Carnegie Mellon University

infographic with thesis title and photo of girl with dark hair

October 01, 2024

Thesis Defense: Monica Dayao | October 7, 2024 | 11am

Title: Machine learning methods for the analysis and modeling of highly multiplexed spatial proteomics data

Monday, October 7, 2024
11am EST
GHC 4405 
Zoom details (see email)

Committee:
Ziv Bar-Joseph, Chair, CMU
Matthew Ruffalo, CMU
Shikhar Uttam, University of Pittsburgh
James Zou, Stanford University

Abstract:
A comprehensive 3D molecular map of the human body at a single-cell resolution would provide valuable information critical for studying human-related processes and biological systems such as development, aging, and disease. Towards this goal of constructing such a map, multidisciplinary consortia, including the Human BioMolecular Atlas Program (HuBMAP) and the Human Cell Atlas (HCA), have developed technologies for profiling the transcriptome and proteome in single cells. Out of these technologies, methods for highly-multiplexed single-cell spatial proteomics have only recently been developed; for example, recent advances in multiplexed imaging have enabled the profiling of tens of proteins per cell. While this generation of spatial proteomics data promises to revolutionize our ability to study cell-cell interactions and the spatial distributions of cells, it also raises several computational and modeling challenges. Cell segmentation remains a long-standing problem that usually requires tailored solutions for each bioimaging experiment. Even after cells are segmented and assigned to cell types based on expression values, it is still unclear how we can best leverage the rich information from the image data to further our understanding of disease and patient outcomes.

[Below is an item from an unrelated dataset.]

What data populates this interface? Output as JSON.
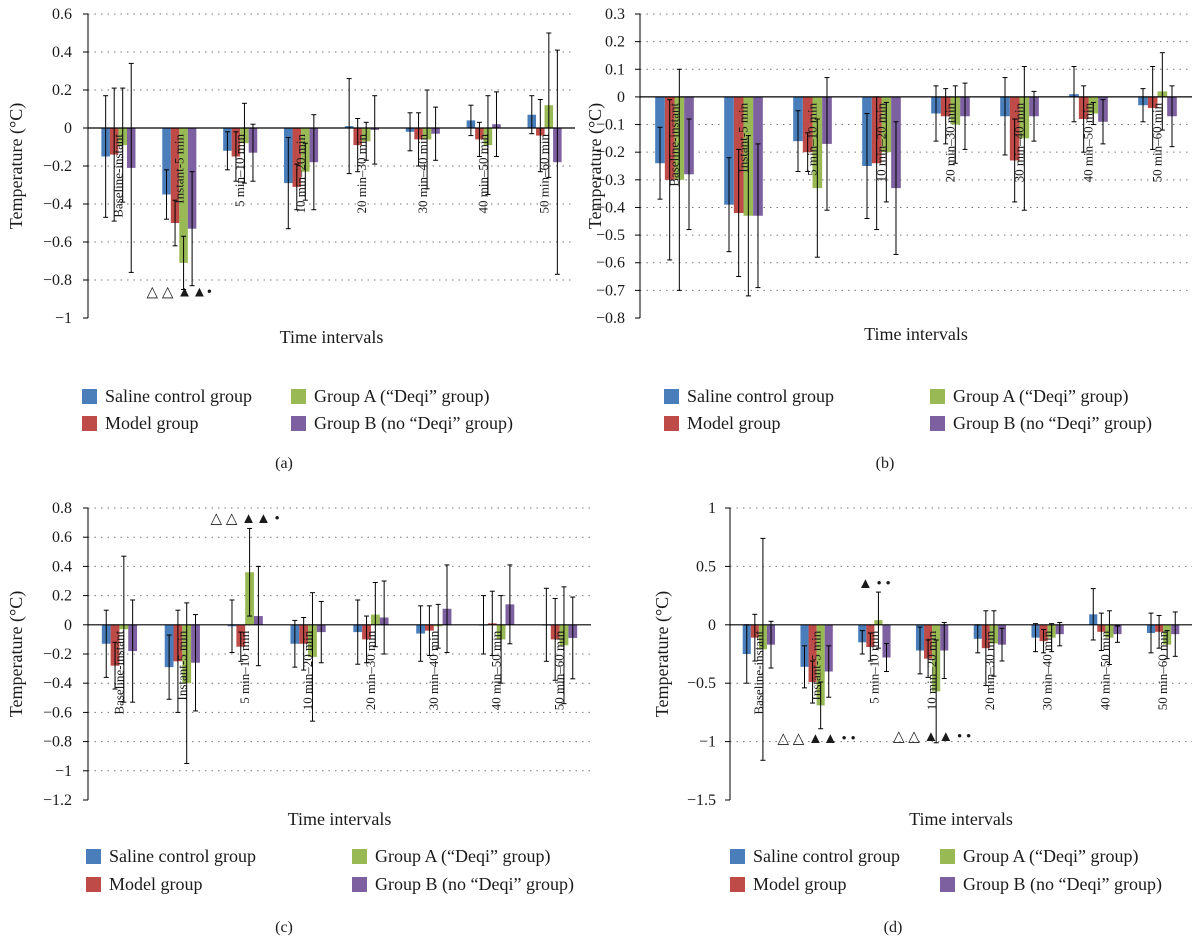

Previous approaches provide limited insight on the specific cell-cell interactions or cell spatial relationships that are relevant to clinical outcomes. Finally, acquisition of spatial proteomics data can be cost-prohibitive to many, especially compared to lower-cost histopathology imaging. A mapping between spatial proteomics histopathology imaging would enable more powerful inferences on histopathology imaging alone.

In this thesis, we present a set of computational methods to analyze and model highly multiplexed spatial proteomics data to provide a solution for its use for building molecular human maps and to give insight to disease outcomes. First, we introduce a method for Ranking Markers for CEll Segmentation (RAMCES) for improving cell segmentation in this data. Next, we present a framework to derive spatially-relevant features from spatial proteomics data for cancer patient outcome prediction. We apply this framework to a dataset of head and neck squamous cell carcinoma (HNSCC) and reveal novel insights into cell-cell interactions in the tumor microenvironment. Finally, we developed a method that leverages datasets with both spatial proteomic and histology (H&E) imaging to enhance cell type annotations in histology-only datasets. Together, these contributions address key challenges in spatial proteomics analysis and offer promising avenues for future research. The computational methods presented here provide a foundation for advancing spatial omics, with potential applications in personalized medicine and disease characterization.